The Call of the Wild


    In 1970 I was twelve years old, living in Claremont, Tasmania. I was a Boy Scout and I had the opportunity (if it can be called such) of attending the Boy Scout Jamboree, which that year was held at Leppington, 55 kilometres out of Sydney. Boys and youths from all over Australia were crammed together for a fortnight, in a pungent melting pot of testosterone and sexual tension. Khaki-coloured tents were erected by everybody, working together; little rain-trenches were dug around the perimeter of each; guy-ropes were tightened. Each tent housed six boys, and each boy was drawn at random out of a hat, so that everybody was forced to mingle with people one wouldn’t necessarily piss on should they be on fire. My tent housed two tough, street-wise fifteen-year-old boys from Sydney, named Lance and Kevin; two fourteen-year-old rapscallions from Melbourne and an attractive deaf mute kid from Adelaide with wavy blonde hair and lean good looks, who was a year older than me. His name was Robin, and I was immediately smitten.      On the second night the two Sydney boys absconded from the camp and hitchhiked into Sydney, ending up in Kings Cross, where they had gained entrance to a strip club. As they had been wearing their scout uniforms at the time, this now seems outrageous, but times were very different then, and their recollections the next day, recounted as we went about our tedious task of lashing some logs together to make a pontoon, seemed so full of precise detail that they could only have been true.

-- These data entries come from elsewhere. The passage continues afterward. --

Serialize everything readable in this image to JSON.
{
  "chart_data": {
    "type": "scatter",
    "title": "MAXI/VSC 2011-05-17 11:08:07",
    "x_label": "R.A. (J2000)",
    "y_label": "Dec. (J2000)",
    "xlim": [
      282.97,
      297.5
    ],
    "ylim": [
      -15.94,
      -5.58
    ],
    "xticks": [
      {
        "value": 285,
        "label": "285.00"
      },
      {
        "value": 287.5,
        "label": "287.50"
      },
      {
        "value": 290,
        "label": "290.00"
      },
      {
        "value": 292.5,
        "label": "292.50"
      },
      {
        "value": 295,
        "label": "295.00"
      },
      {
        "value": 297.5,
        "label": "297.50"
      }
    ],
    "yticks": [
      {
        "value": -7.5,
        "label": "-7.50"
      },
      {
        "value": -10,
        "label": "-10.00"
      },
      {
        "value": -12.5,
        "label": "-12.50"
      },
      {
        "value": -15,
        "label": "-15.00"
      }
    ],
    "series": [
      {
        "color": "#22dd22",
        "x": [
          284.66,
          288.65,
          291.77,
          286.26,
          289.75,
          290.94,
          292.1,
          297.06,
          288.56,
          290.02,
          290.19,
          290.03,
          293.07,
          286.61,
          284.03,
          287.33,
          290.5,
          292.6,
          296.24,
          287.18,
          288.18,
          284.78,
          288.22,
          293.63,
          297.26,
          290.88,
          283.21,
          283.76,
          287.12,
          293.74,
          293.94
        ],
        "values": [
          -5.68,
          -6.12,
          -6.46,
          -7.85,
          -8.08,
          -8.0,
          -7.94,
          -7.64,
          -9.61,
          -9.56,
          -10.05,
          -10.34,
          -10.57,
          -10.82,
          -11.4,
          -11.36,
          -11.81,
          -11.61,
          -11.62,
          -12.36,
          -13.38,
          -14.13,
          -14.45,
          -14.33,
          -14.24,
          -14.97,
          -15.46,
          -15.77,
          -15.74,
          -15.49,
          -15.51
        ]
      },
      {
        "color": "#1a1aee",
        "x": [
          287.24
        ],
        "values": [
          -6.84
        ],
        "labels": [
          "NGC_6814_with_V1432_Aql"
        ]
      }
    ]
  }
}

“So, we sat at the table up front”, said Lance, “and this girl was dancing on the stage and then she jumped down and grabbed my fuckin’ head and pushed my face into her fuckin’ bush.” Kevin, the other boy, then demonstrated how the dancing girl had gyrated on the stage, admirably miming her large, wobbling breasts and long, flowing hair. Marcel Marceau would have been proud.

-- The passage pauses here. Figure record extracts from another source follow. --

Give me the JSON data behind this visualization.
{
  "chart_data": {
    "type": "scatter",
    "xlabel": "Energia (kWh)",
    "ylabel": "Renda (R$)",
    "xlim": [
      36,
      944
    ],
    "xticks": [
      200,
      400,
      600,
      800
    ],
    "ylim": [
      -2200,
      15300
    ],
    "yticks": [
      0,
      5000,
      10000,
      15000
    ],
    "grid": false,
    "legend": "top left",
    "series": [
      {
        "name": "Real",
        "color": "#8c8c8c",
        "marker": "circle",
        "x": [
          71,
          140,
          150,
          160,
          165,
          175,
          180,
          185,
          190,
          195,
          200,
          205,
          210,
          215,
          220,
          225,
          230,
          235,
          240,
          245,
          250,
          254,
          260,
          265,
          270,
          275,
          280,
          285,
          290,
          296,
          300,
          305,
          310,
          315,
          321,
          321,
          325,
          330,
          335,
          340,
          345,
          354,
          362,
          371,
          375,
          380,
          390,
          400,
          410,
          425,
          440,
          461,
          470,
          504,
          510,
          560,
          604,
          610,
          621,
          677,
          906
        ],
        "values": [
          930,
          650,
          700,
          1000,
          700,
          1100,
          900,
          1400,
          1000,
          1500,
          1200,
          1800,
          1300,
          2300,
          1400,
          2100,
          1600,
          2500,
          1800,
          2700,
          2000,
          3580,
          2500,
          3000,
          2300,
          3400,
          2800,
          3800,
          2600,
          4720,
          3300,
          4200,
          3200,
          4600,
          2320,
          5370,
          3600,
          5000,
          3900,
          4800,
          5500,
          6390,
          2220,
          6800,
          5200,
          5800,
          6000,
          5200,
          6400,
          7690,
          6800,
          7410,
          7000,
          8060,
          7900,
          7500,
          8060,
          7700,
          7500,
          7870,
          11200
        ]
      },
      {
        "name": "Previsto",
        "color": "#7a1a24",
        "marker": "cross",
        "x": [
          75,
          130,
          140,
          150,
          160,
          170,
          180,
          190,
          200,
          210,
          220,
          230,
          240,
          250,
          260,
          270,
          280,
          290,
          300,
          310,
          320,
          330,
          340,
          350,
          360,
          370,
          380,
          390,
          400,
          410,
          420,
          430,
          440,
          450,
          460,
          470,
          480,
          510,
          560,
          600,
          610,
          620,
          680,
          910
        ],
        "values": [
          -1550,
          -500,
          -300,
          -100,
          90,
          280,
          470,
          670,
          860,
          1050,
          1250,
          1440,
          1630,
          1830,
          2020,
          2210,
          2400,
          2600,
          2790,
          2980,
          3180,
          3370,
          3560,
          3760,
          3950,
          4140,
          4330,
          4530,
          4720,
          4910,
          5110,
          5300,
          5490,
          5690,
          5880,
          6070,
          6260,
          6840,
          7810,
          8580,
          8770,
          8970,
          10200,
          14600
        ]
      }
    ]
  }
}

     A few nights later, we all lay in our sleeping bags after an exhausting day of hiking, or rock-climbing, or whatever it might have been that day. The sky was pitch-black and scattered with diamond-bright stars. Someone inevitably began talking about girls, which alienated me straight away. I turned to the canvas wall, knowing that I would never be able to join the banter about breasts and vaginas and the like. I hovered on the delicious abyss of sleep for some time, and then I heard one of the boys mention Robin’s name. I pricked up my ears. The boys wondered how anyone would be able to wake Robin up, seeing as he could hear nothing, and therefore wouldn’t respond to anyone calling his name. Someone called out, “Robin!” Robin continued sleeping, tucked up in his bag.
     “Robin!” the boy called again. Robin slumbered on. There was laughter at this new game.
     “ROBIN!!” bellowed another boy at ear-splitting volume. There was much guffawing, now. Still Robin slept on. One of the boys got a torch from the folds of his sleeping bag and shone it around the tent. The light flashed across naked shoulders and grinning faces. One of the Sydney youths then got out of his bag and stood up, naked; with jerking movements of his arms and legs he mimed the stripper’s dance once again, his cock flopping about in the flashed light as though in some lurid discotheque. The boys all laughed excitedly. The weak beam then fell upon Robin’s face, which looked golden and beautiful in repose.
     “Aw! Look at the beautiful lickle baby!” said Lance, “Sleeping beauty.” I knew he was being sarcastic, but what he had said was absolutely correct – Robin was a sleeping beauty. 

    “Hey, I dare someone to kiss him. Who’s gonna kiss him? I dare someone to kiss him. See if he wakes up!” There was much laughter about this bizarre suggestion. But I spoke up. And god knows what impelled me!
     “I will”, I said. There was a look of incredulity on some of the boys’ gold-lit faces. But I had said it, and so I had to go through with it. It was as if I was steeled to finally reveal myself to these boys, who’s every action and conversation I was doomed to be outside of. It was therefore with a sense of enormous power that I shuffled out of my bag and knee-walked over to where Robin lay, oblivious to the drama unfolding around him. There was an expectant hush as I lowered myself to Robin’s lovely face. I kissed him quite firmly on the cheek. He stirred and I hurriedly scrambled back into my sleeping bag, trying desperately to pretend now that this had never happened. The boys were hooting and laughing in disbelief. I had certainly made an impression – but I wondered whether it was it one that I would live to regret. Suddenly, Robin was upon me. His voice cracked into almost-words and furious honks as he violently pounded my back and my head with his fists.
    
    For the rest of the Jamboree I was shunned by the other boys, and left to my own devices – a situation that I have to say pleased me enormously. There was no going back, and I had pronounced my situation in the most blatant way imaginable. The only acknowledgement that subsequently came my way was when one of the troop leaders, a tubby boy named Sean, gestured over to me and said to a visitor from another camp area.
     “See him over there… you know what he is, don’t ya?” The other boy looked me up and down and said, “Yeah, I could tell as soon as I saw him.” I decided to wear this as a badge of honour.